Return to Desolation Lake *is* a quiet record, eschewing the obsession with spun-out tape echo chaos that stitches together most of the band’s earlier albums in a fog of semi-coherence. Years spent wading through thick atmospheres, blurred saws, vocals torn up in the wind, drums bottled up and thrown into the ocean, and a general, palpable disorientation have led Alpine Decline to a new beginning, a more confident, tuneful, and rueful place from which to sing at the downward spiral.

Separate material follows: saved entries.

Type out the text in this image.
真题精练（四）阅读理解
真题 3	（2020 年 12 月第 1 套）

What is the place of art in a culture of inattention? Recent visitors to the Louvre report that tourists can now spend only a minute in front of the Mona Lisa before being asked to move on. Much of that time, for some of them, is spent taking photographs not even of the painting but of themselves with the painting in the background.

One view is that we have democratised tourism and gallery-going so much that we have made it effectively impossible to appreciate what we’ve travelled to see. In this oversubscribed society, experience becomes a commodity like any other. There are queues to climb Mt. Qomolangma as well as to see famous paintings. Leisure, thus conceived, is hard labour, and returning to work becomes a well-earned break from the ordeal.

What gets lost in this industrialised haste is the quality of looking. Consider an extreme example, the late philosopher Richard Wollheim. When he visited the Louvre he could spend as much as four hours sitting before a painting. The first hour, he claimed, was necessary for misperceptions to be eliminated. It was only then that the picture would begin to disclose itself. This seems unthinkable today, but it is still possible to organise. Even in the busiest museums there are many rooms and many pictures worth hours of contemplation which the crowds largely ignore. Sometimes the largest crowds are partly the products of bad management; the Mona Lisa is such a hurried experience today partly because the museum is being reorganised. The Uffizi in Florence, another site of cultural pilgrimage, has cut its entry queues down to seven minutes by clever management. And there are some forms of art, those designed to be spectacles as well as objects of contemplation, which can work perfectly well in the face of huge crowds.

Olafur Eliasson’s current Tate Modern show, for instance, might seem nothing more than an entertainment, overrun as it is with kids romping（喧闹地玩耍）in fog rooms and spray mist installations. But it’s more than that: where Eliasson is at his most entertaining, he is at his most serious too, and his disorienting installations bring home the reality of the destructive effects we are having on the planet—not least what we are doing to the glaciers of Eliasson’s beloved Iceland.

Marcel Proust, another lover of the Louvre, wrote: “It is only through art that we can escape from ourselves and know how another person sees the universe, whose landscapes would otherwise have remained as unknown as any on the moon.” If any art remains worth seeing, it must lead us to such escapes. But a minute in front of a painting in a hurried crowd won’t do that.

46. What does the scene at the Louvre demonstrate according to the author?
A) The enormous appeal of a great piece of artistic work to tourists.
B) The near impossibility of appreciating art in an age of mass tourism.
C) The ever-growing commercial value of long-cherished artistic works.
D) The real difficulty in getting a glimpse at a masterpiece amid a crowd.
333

Return to Desolation Lake is less distorted, more real, more raw — less affect, more effect. Its songs are delivered on steel-picked guitar, drums hit powerfully but not urgently. They bleed into each other with the welcome unifying touch of the band’s evolving modular synth side-arm. There was always an ember of brilliance beneath the miasma, but on Return to Desolation Lake we get the unvarnished immediacy of Alpine Decline’s taut lyrics and songwriting chops, a moving melange made more intimate by the up-front placement of the duo’s vocals, like they’re cupping their hands around your ears and delivering these calming dispatches for recurring audiences of one.
A spiritual thaw, Return to Desolation Lake is the sound of things cracking gently, the high-mountain suffocation of air that doesn’t hold oxygen set to record, the kind of cold that comes rushing into mind during periods of intense flux. It’s public and personal, and has innumerable treasures to reveal on every close listen.
Return to Desolation Lake will be released on vinyl and CD by Maybe Mars Records in March 2018.
About Alpine Decline:
Alpine Decline is a guitar+drums duo that relocated from Los Angeles to Beijing in 2010, attracted by the city’s brimming underground music scene. The band’s sound touches the nostalgic sweet spot for fans of psych, shoegaze, noise rock and ‘90s indie, without sounding too much like any of those. Their 2016 album Life’s a Gasp and their latest, 2018’s Return to Desolation Lake, were recorded with longtime band confidante and producer Yang Haisong (PK14) joining on bass, conceived from its inception as a collaborative studio and live performance project. In the last few years, Yang’s steadfast hand behind the dials and on the four-string have added another layer of depth and substance to the band’s work, which is grounded in an intensely personal digestion of the swirling cultural malaise of the day, dueling themes of lies, love and trust, but always uplifted by a romantic, desperate mission to shape beauty from the chaotic noise around them.
Urban noise, indeed, has been a constant in Alpine Decline’s life. They sought it in their initial move to Beijing, camping out just outside the city’s fifth-ring road and smelting their trade out of the ambient grit and smoke created by the city’s never-ending 21st century churn. They returned to Los Angeles at the end of 2016, plugging back into their old networks at the very dawn of the post-Trump world order. Since jacking back in there, Alpine Decline has dived deeper into their side project (bearing the same name), in which the core duo explores sound design/destruction via their ever-growing Eurorack modular synth system. Performing live as a duo on nothing besides their humming, haunting synths, Alpine Decline’s modular unit explores a totally different sonic terrain, swapping melody and beat for a deep-scrub gray matter massage better experienced while seated. As a full band, with Yang Haisong or newer recruit Wen Yuzhen (Birdstriking) rounding out the live setup on bass, Alpine Decline melts, moves slowly but squarely toward the goldilocks zone between devastation and redemption, a calculated delirium that numbs and warms in measured doses.